Sunday, October 31, 2010

Reflections II

Sometimes things happen... Sometimes some not so nice things happen... but even when you are faced with situations that leave you floundering and wondering what in the world you are possibly going to do next I have found that there are two constants that will always be reliable... #1 Jehovah of course!  (He may leave you wondering how it will work out. But he will never leave you wondering if it will work out.  After all with him all things are possible.  And just when you are ready to freak out something always does... work out)  #2 Family.  (No matter how old you get.  No matter how far away you live.  No matter how hectic the schedules.  Family will always be there to help. Truly a blessing from Jehovah!)

Those of you who know me well know that I am a planner.  (Yes I can hear the whishing sounds of wind as you all fervently nod your heads in agreement.)  However the funny thing about being such a planner is that many times... ok most of the time... my plans usually don't work out the way I expected or originally hoped.  (again loud whishing sounds.)  However often they turn out better than I had hoped or expected.  So again some of my plans have had to change due to circumstances beyond my control leaving me wondering and praying for answers.
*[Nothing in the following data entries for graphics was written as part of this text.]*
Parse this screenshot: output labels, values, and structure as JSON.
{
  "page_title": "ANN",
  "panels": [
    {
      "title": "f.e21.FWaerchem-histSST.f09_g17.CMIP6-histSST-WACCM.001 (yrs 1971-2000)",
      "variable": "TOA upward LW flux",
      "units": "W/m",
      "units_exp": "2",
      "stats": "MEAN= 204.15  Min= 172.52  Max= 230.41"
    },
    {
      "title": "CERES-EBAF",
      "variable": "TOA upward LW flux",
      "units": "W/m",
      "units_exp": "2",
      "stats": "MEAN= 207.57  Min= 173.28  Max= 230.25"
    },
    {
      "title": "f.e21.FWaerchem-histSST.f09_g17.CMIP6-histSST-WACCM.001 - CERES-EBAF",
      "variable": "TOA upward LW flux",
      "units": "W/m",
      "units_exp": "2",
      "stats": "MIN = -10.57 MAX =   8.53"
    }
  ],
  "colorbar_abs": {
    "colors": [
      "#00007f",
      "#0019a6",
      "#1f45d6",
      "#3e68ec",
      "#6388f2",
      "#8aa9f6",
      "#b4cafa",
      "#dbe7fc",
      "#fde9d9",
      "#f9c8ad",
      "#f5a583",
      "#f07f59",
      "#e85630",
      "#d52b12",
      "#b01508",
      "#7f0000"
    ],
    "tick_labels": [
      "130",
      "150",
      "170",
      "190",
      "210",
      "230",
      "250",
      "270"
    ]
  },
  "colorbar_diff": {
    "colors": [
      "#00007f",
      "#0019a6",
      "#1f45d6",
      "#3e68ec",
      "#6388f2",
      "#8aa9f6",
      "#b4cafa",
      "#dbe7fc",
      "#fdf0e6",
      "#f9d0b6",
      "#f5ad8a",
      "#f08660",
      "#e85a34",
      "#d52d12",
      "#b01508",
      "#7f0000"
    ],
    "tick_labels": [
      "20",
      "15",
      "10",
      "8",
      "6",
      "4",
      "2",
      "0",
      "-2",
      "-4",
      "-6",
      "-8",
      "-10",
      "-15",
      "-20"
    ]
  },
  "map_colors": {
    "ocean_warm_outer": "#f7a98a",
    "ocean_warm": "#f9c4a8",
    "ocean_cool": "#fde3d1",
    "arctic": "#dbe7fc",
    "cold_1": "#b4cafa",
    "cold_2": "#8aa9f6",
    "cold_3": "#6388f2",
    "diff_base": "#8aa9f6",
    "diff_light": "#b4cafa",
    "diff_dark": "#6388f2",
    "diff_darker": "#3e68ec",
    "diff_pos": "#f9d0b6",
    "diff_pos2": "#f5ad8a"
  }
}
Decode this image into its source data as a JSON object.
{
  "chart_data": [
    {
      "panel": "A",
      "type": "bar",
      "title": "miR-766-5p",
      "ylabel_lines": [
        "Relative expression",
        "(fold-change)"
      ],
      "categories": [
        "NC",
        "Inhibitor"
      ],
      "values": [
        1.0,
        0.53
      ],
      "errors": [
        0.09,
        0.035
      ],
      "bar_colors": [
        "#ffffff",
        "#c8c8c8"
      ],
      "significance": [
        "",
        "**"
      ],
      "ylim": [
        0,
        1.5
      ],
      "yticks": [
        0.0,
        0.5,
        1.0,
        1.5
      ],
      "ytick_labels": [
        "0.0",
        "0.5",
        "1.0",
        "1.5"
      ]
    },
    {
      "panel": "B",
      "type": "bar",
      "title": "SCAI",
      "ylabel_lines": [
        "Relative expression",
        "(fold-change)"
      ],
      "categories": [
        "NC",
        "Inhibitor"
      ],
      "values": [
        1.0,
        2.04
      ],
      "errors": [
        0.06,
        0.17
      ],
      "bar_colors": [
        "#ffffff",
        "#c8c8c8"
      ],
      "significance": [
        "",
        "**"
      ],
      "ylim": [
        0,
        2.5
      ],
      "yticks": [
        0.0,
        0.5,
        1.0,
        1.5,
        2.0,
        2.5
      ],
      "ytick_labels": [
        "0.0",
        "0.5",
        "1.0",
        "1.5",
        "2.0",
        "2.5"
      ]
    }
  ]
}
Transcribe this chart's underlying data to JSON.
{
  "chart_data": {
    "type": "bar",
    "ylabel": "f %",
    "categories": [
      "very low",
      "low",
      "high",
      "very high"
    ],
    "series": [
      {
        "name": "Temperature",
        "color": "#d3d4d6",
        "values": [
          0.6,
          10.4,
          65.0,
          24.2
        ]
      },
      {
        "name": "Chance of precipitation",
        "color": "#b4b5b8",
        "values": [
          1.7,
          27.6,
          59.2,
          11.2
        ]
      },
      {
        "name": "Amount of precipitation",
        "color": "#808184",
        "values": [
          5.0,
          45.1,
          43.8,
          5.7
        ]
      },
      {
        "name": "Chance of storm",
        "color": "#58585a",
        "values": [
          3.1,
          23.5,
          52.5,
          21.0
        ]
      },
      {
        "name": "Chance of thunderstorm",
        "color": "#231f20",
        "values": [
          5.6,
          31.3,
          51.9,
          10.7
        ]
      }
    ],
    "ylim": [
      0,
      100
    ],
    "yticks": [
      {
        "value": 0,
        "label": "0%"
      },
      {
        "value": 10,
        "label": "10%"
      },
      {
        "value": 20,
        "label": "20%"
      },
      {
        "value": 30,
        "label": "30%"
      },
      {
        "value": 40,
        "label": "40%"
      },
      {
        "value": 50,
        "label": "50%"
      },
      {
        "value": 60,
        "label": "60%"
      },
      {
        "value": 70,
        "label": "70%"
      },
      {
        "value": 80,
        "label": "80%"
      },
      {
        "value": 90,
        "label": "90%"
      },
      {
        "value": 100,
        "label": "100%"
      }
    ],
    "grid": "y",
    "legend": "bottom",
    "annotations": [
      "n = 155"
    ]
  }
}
Jehovah's beautiful blessing of a family though has with open arms (despite the fact that it I know it is difficult to adjust to) been willing to welcome me into their home.  I am currently writing from the comfort of a quaint and sweet room down the hall from my brothers that some how already feels like home.

 I'm surrounded by the things I love, my turquoise chair, my multi-colored chain of candles that softly glow in the corner, the small pillow my mom made me when I was young, my great-grandmother's quilt, and most of all... my family.
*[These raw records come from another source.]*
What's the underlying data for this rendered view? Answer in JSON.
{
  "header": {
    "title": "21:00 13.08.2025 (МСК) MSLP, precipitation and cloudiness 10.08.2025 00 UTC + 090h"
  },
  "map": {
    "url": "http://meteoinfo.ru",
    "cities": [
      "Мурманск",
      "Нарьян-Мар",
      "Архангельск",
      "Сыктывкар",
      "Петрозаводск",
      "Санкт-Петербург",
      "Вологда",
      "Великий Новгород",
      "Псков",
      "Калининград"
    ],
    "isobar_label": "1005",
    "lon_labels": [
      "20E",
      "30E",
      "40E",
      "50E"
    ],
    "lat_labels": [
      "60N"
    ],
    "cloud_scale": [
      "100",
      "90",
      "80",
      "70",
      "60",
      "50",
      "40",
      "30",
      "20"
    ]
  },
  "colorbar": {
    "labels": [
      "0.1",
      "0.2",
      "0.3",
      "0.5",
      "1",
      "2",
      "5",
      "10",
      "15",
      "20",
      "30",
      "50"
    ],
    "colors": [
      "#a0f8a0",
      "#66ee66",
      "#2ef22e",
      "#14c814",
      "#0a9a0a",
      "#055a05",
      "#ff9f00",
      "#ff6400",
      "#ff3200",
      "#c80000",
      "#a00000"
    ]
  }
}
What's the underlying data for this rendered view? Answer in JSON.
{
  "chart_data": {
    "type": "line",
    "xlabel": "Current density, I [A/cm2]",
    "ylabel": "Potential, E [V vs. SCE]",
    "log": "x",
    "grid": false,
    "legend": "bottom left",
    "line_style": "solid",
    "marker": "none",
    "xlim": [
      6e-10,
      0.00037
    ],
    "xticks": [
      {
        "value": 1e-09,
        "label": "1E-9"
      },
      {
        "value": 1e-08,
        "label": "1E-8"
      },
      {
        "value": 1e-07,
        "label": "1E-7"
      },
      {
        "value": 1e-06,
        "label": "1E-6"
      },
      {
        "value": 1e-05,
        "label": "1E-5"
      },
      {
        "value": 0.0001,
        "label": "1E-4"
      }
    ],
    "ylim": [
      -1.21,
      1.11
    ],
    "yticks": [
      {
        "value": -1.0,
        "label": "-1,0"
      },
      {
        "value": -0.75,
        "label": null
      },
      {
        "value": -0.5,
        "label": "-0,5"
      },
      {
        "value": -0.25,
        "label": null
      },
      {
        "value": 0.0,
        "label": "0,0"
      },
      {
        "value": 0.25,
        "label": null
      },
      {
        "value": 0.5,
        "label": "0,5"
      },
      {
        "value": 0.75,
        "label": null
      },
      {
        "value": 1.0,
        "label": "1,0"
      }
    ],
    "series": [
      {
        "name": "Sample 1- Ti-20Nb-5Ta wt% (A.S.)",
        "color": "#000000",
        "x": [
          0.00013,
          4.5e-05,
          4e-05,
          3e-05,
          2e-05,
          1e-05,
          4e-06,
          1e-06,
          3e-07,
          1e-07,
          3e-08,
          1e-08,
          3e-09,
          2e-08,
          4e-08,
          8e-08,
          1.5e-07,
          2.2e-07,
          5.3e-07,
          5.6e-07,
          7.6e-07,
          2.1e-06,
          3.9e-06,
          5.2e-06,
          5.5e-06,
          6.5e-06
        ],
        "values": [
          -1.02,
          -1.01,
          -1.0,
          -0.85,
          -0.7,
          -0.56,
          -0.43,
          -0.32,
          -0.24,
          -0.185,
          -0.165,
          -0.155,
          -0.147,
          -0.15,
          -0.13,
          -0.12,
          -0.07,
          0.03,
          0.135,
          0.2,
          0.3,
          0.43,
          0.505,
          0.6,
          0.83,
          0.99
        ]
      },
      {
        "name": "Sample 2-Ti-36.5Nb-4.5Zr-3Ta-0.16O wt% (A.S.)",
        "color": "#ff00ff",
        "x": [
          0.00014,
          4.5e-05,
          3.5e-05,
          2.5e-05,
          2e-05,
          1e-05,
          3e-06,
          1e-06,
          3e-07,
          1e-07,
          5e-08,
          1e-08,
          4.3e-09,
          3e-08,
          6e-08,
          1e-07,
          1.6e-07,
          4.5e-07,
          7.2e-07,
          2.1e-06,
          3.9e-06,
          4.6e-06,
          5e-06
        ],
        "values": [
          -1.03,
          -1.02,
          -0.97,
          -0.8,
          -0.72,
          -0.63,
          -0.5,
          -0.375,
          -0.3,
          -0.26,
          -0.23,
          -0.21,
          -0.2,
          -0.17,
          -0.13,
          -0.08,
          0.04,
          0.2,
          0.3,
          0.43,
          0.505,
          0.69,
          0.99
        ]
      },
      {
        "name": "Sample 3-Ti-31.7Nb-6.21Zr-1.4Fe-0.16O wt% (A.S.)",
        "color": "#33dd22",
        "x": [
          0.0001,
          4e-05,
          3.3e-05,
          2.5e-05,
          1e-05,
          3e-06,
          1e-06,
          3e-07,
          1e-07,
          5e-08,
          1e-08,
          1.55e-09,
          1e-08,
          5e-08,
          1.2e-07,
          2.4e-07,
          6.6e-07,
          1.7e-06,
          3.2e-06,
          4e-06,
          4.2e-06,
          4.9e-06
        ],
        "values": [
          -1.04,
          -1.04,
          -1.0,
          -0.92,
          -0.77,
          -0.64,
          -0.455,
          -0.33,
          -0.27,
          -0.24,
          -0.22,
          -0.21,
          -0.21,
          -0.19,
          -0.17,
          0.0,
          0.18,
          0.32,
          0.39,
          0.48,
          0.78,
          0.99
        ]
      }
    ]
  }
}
Something so comforting about hearing the sounds of the house breathing at night.  Tony's feet shuffling down the hall.  Stefan and Shayne giggling.  The scent of Mum in the fabrics and the light in her eyes when her creative juices start to flow.  And the scraping noises of Pops working on his latest project.

The dynamics have changed so much.  Being apart for almost a year really helped us cultivate a different outlook and respect for the adults that we all are and also the adult that Shayne will be.  Some things will always remain the same, no matter how old any of us get.  But one thing that never changes is change and we are all becoming accustomed to adjusting quickly and adapting to new things that come our way.  Mum and Pops have been going through such mile stone changes as of late and with the loss of some of their comforting sentimental items from the move I know it has been even harder than we can imagine.

But through it all they remember the real reason any of us have ended up here in the first place.  To grow, to learn, and to be used in whatever way Jehovah sees fit.  Sometimes you could cry with joy and sometimes you can just plain old cry.  But in the end you go to bed at night and your sleep is sweet.  A smile is on your face because you know that even though things hurt, times are tough, and the going is rough.... you have the satisfaction of knowing it will be brief and miniscule when compared to the joy we will feel when we reach that new world and can say, "I made it!"

1 comment:

Anonymous said...

When I read something so incredible, I don't have anything else to say or do but take a deep breath and sigh..

Beautiful, my Love, once again and forever more will it continue. You write so incredibly, Meagan. Wow.